Distingué au titre de la création de la revue internationale Argument, de sa démarche en faveur des artistes et pour sa vision collaborative et globale en matière de promotion des arts plastiques et visuels.

NOTRE REGARD :

François Beauxis-Aussalet : ingénieur des Arts et des créations

 

À Biarritz, dans les cris des goélands et face aux vents stimulants venus de l’Atlantique,

François Beauxis-Aussalet a choisi d’ouvrir un territoire sans frontières : celui de l’art.

Toujours animé d’une sage énergie, père de six enfants, ancien ingénieur international ayant dirigé des équipes dans plus d’une quinzaine de pays, il aurait pu se contenter d’une retraite oisive. Mais certains esprits ne se retirent jamais vraiment : ils se déplacent.
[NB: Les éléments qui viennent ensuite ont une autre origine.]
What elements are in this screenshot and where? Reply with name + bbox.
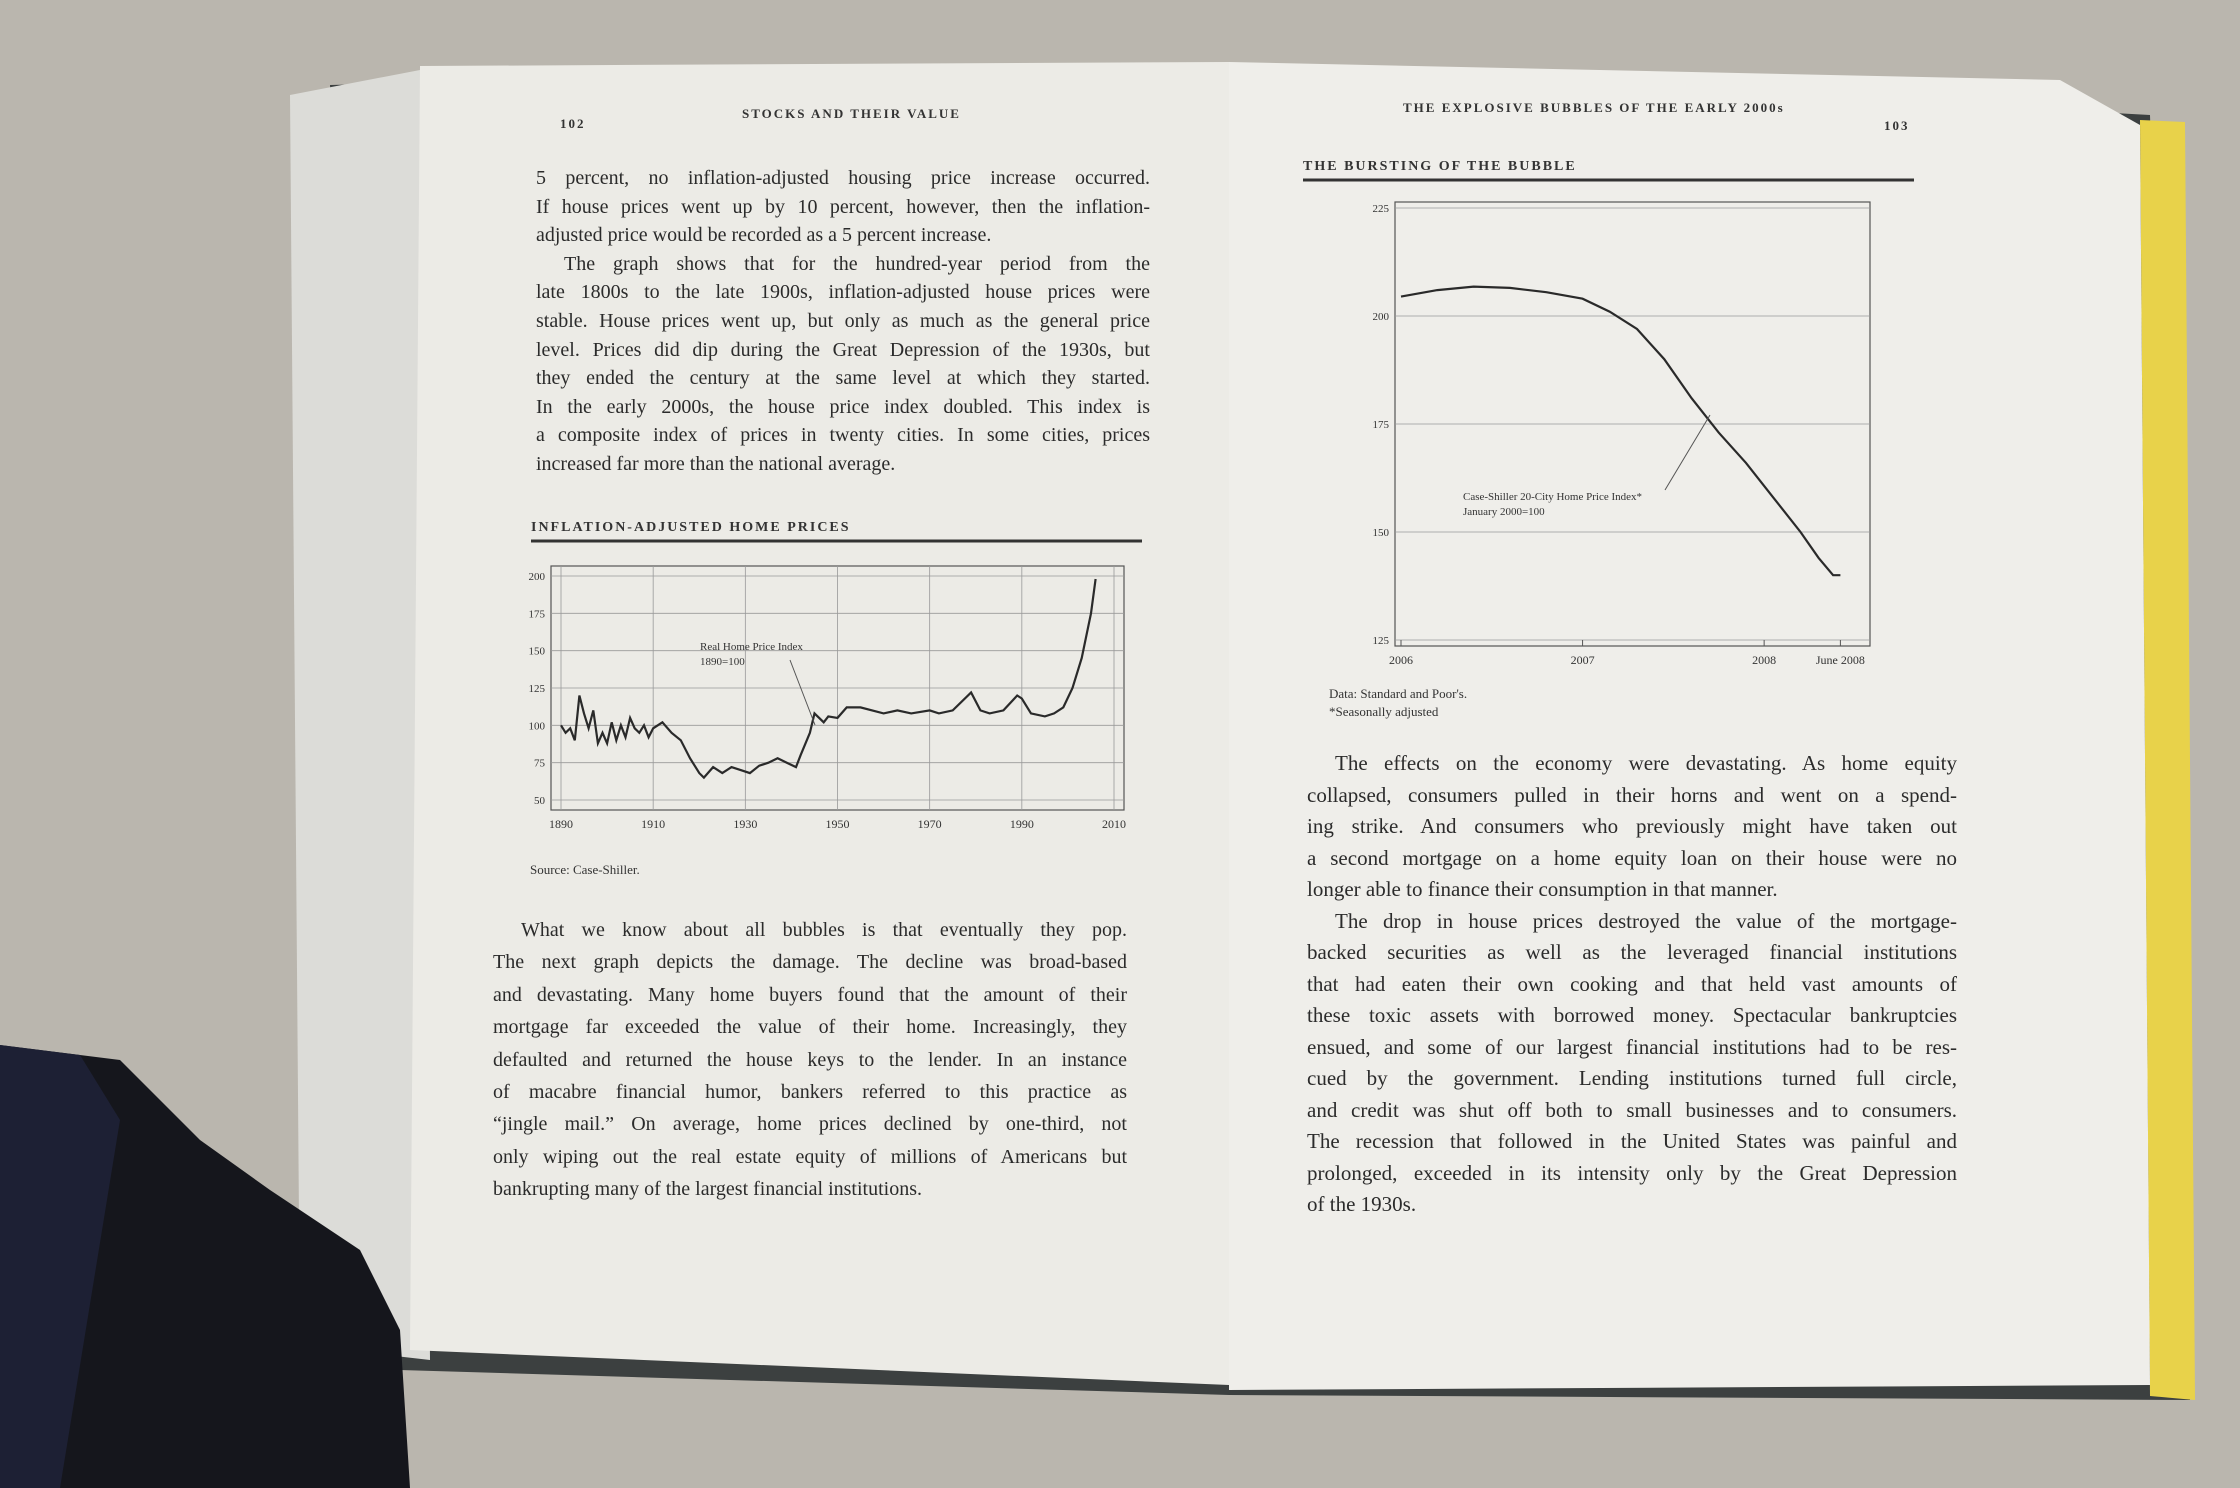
page-number: 102	[560, 116, 586, 131]
annotation: Case-Shiller 20-City Home Price Index*	[1463, 491, 1642, 503]
leader-line	[789, 659, 816, 726]
text-line: cued by the government. Lending institut…	[1307, 1066, 1957, 1090]
x-tick-label: 1950	[826, 817, 850, 831]
x-tick-label: 2007	[1571, 653, 1595, 667]
y-tick-label: 150	[529, 646, 546, 658]
y-tick-label: 150	[1373, 527, 1390, 539]
text-line: stable. House prices went up, but only a…	[536, 309, 1150, 332]
x-tick-label: 1910	[641, 817, 665, 831]
x-tick-label: 2010	[1102, 817, 1126, 831]
y-tick-label: 175	[529, 608, 546, 620]
x-tick-label: 2006	[1389, 653, 1413, 667]
text-line: increased far more than the national ave…	[536, 452, 896, 475]
x-tick-label: 1930	[733, 817, 757, 831]
y-tick-label: 200	[529, 571, 546, 583]
y-tick-label: 125	[1373, 635, 1390, 647]
text-block: What we know about all bubbles is that e…	[493, 914, 1127, 1206]
y-tick-label: 100	[529, 720, 546, 732]
text-line: adjusted price would be recorded as a 5 …	[536, 224, 992, 247]
text-line: “jingle mail.” On average, home prices d…	[493, 1113, 1127, 1136]
annotation: January 2000=100	[1463, 506, 1545, 518]
text-block: 5 percent, no inflation-adjusted housing…	[536, 164, 1150, 479]
text-line: a second mortgage on a home equity loan …	[1307, 845, 1957, 870]
text-line: The graph shows that for the hundred-yea…	[564, 252, 1150, 275]
text-line: If house prices went up by 10 percent, h…	[536, 195, 1150, 218]
text-line: they ended the century at the same level…	[536, 367, 1150, 390]
x-tick-label: June 2008	[1816, 653, 1865, 667]
text-line: mortgage far exceeded the value of their…	[493, 1016, 1127, 1039]
page-stack-left	[290, 70, 430, 1360]
text-line: The drop in house prices destroyed the v…	[1335, 908, 1957, 933]
text-line: collapsed, consumers pulled in their hor…	[1307, 782, 1957, 807]
text-line: that had eaten their own cooking and tha…	[1307, 971, 1957, 996]
chart-source: Source: Case-Shiller.	[530, 862, 640, 877]
y-tick-label: 200	[1373, 311, 1390, 323]
text-line: these toxic assets with borrowed money. …	[1307, 1003, 1957, 1027]
chart-note: Data: Standard and Poor's.	[1329, 686, 1467, 701]
x-tick-label: 2008	[1752, 653, 1776, 667]
trouser	[0, 1045, 120, 1488]
text-line: longer able to finance their consumption…	[1307, 877, 1778, 901]
chart-title: INFLATION-ADJUSTED HOME PRICES	[531, 520, 851, 535]
running-head: THE EXPLOSIVE BUBBLES OF THE EARLY 2000s	[1403, 100, 1785, 115]
text-line: a composite index of prices in twenty ci…	[536, 424, 1150, 447]
data-line	[1400, 285, 1841, 577]
text-line: and credit was shut off both to small bu…	[1307, 1097, 1957, 1122]
y-tick-label: 175	[1373, 419, 1390, 431]
text-line: ing strike. And consumers who previously…	[1307, 814, 1957, 838]
text-line: 5 percent, no inflation-adjusted housing…	[536, 167, 1150, 189]
y-tick-label: 75	[534, 758, 546, 770]
data-line	[560, 578, 1097, 780]
text-line: bankrupting many of the largest financia…	[493, 1178, 922, 1201]
text-block: The effects on the economy were devastat…	[1307, 748, 1957, 1221]
x-tick-label: 1890	[549, 817, 573, 831]
left-page	[410, 62, 1229, 1385]
text-line: defaulted and returned the house keys to…	[493, 1048, 1127, 1071]
page-number: 103	[1884, 118, 1910, 133]
text-line: In the early 2000s, the house price inde…	[536, 395, 1150, 418]
text-line: prolonged, exceeded in its intensity onl…	[1307, 1160, 1957, 1185]
y-tick-label: 225	[1373, 203, 1390, 215]
y-tick-label: 50	[534, 795, 546, 807]
text-line: The next graph depicts the damage. The d…	[493, 951, 1127, 974]
text-line: level. Prices did dip during the Great D…	[536, 338, 1150, 361]
annotation: 1890=100	[700, 656, 745, 668]
x-tick-label: 1990	[1010, 817, 1034, 831]
text-line: late 1800s to the late 1900s, inflation-…	[536, 281, 1150, 304]
text-line: ensued, and some of our largest financia…	[1307, 1034, 1957, 1059]
chart-title: THE BURSTING OF THE BUBBLE	[1303, 159, 1577, 174]
text-line: The recession that followed in the Unite…	[1307, 1129, 1957, 1153]
annotation: Real Home Price Index	[700, 641, 803, 653]
y-tick-label: 125	[529, 683, 546, 695]
right-page	[1229, 62, 2150, 1390]
text-line: only wiping out the real estate equity o…	[493, 1145, 1127, 1168]
text-line: backed securities as well as the leverag…	[1307, 940, 1957, 964]
text-line: of the 1930s.	[1307, 1192, 1417, 1216]
text-line: The effects on the economy were devastat…	[1335, 751, 1957, 775]
x-tick-label: 1970	[918, 817, 942, 831]
chart-note: *Seasonally adjusted	[1329, 704, 1439, 719]
cover-edge	[2140, 120, 2195, 1400]
text-line: of macabre financial humor, bankers refe…	[493, 1081, 1127, 1104]
text-line: What we know about all bubbles is that e…	[521, 919, 1127, 941]
leader-line	[1664, 414, 1711, 491]
text-line: and devastating. Many home buyers found …	[493, 983, 1127, 1006]
running-head: STOCKS AND THEIR VALUE	[742, 106, 961, 121]
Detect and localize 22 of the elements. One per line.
De l’industrie à l’édition artistique, FBA n’a pas changé d’exigence — seulement de matière.

De l’ingénierie électronique à celle de la beauté…

Formé comme ingénieur, François Beauxis-Aussalet a longtemps travaillé dans les services et l’électronique, voyageant, créant, structurant, dirigeant.

L’organisation, la rigueur, la vision globale : ces compétences ne l’ont jamais quitté.

Installé à Biarritz pour accompagner sa mère — un choix profondément familial — il redécouvre la ville de son enfance, cette ancienne cité de pêcheurs basques devenue élégante station océanique. Il y retrouve l’essentiel : l’horizon, les rochers, la mer. Un paysage qui n’a pas besoin d’argument pour exister.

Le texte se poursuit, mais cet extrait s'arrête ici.